The gland produces a range of hormones that control, among other things, the body's regulation of metabolism coping with daily stress, general well being and sex drive.
The team at Erciyes University Medical School in Turkey measured the levels of these hormones in 22 amateur kickboxers (16 men and six women) and compared these to healthy people of the same age and sex, according to BBC News.
They found that found that six of the kickboxers were deficient in at least one hormone compared with the healthy group.
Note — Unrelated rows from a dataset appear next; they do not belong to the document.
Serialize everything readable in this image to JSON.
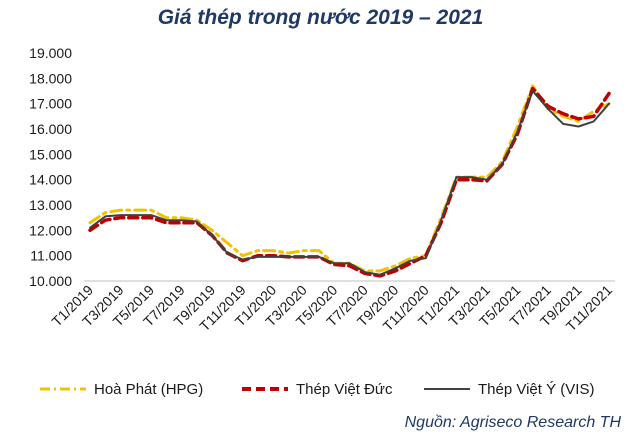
{
  "title": "Giá thép trong nước 2019 – 2021",
  "source_note": "Nguồn: Agriseco Research TH",
  "chart_data": {
    "type": "line",
    "title": "Giá thép trong nước 2019 – 2021",
    "xlabel": "",
    "ylabel": "",
    "ylim": [
      10000,
      19000
    ],
    "yticks": [
      10000,
      11000,
      12000,
      13000,
      14000,
      15000,
      16000,
      17000,
      18000,
      19000
    ],
    "ytick_labels": [
      "10.000",
      "11.000",
      "12.000",
      "13.000",
      "14.000",
      "15.000",
      "16.000",
      "17.000",
      "18.000",
      "19.000"
    ],
    "x": [
      "T1/2019",
      "T2/2019",
      "T3/2019",
      "T4/2019",
      "T5/2019",
      "T6/2019",
      "T7/2019",
      "T8/2019",
      "T9/2019",
      "T10/2019",
      "T11/2019",
      "T12/2019",
      "T1/2020",
      "T2/2020",
      "T3/2020",
      "T4/2020",
      "T5/2020",
      "T6/2020",
      "T7/2020",
      "T8/2020",
      "T9/2020",
      "T10/2020",
      "T11/2020",
      "T12/2020",
      "T1/2021",
      "T2/2021",
      "T3/2021",
      "T4/2021",
      "T5/2021",
      "T6/2021",
      "T7/2021",
      "T8/2021",
      "T9/2021",
      "T10/2021",
      "T11/2021"
    ],
    "xtick_labels": [
      "T1/2019",
      "T3/2019",
      "T5/2019",
      "T7/2019",
      "T9/2019",
      "T11/2019",
      "T1/2020",
      "T3/2020",
      "T5/2020",
      "T7/2020",
      "T9/2020",
      "T11/2020",
      "T1/2021",
      "T3/2021",
      "T5/2021",
      "T7/2021",
      "T9/2021",
      "T11/2021"
    ],
    "grid": false,
    "legend_position": "bottom",
    "series": [
      {
        "name": "Hoà Phát (HPG)",
        "color": "#f2c200",
        "dash": "dashdot",
        "values": [
          12300,
          12700,
          12800,
          12800,
          12800,
          12500,
          12500,
          12400,
          12000,
          11500,
          11000,
          11200,
          11200,
          11100,
          11200,
          11200,
          10700,
          10700,
          10400,
          10400,
          10600,
          10900,
          11000,
          12500,
          14100,
          14100,
          14100,
          14700,
          16100,
          17700,
          16800,
          16500,
          16300,
          16700,
          17000
        ]
      },
      {
        "name": "Thép Việt Đức",
        "color": "#c00000",
        "dash": "dashed",
        "values": [
          12000,
          12400,
          12500,
          12500,
          12500,
          12300,
          12300,
          12300,
          11800,
          11100,
          10800,
          11000,
          11000,
          10950,
          10950,
          10950,
          10650,
          10600,
          10300,
          10200,
          10400,
          10700,
          11000,
          12300,
          14000,
          14000,
          13950,
          14600,
          15800,
          17600,
          16900,
          16600,
          16400,
          16500,
          17400
        ]
      },
      {
        "name": "Thép Việt Ý (VIS)",
        "color": "#404040",
        "dash": "solid",
        "values": [
          12100,
          12550,
          12600,
          12600,
          12600,
          12400,
          12400,
          12350,
          11800,
          11100,
          10850,
          10950,
          10950,
          10950,
          10950,
          10950,
          10700,
          10700,
          10350,
          10250,
          10500,
          10800,
          10900,
          12400,
          14100,
          14100,
          14000,
          14600,
          15900,
          17500,
          16800,
          16200,
          16100,
          16300,
          17000
        ]
      }
    ]
  }
}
The researchers say the head is one of the most common sites of injury for both amateur and professional kickboxers.
This is the first time that amateur kickboxing, which uses kicks and punches, has been shown to cause damage to the pituitary resulting in insufficient hormone production, said Professor Fahrettin Kelestimur, who led the research.
Although more research was needed to understand how the pituitary gland is damaged and to develop more effective head protection gear for kickboxers, the researchers say amateurs with head injuries should be screened.
People who take part in combative sports and are exposed to repeated head trauma should be screened to ensure their pituitary is working properly, the researchers recommend.
Around a million people around the world take part in kickboxing. Kickboxers, however, say they are unaware of such injuries.
A spokesperson for the World Kickboxing Association said: "I have never heard of any such damage." He added that amateurs, though not professionals, already wore head protection.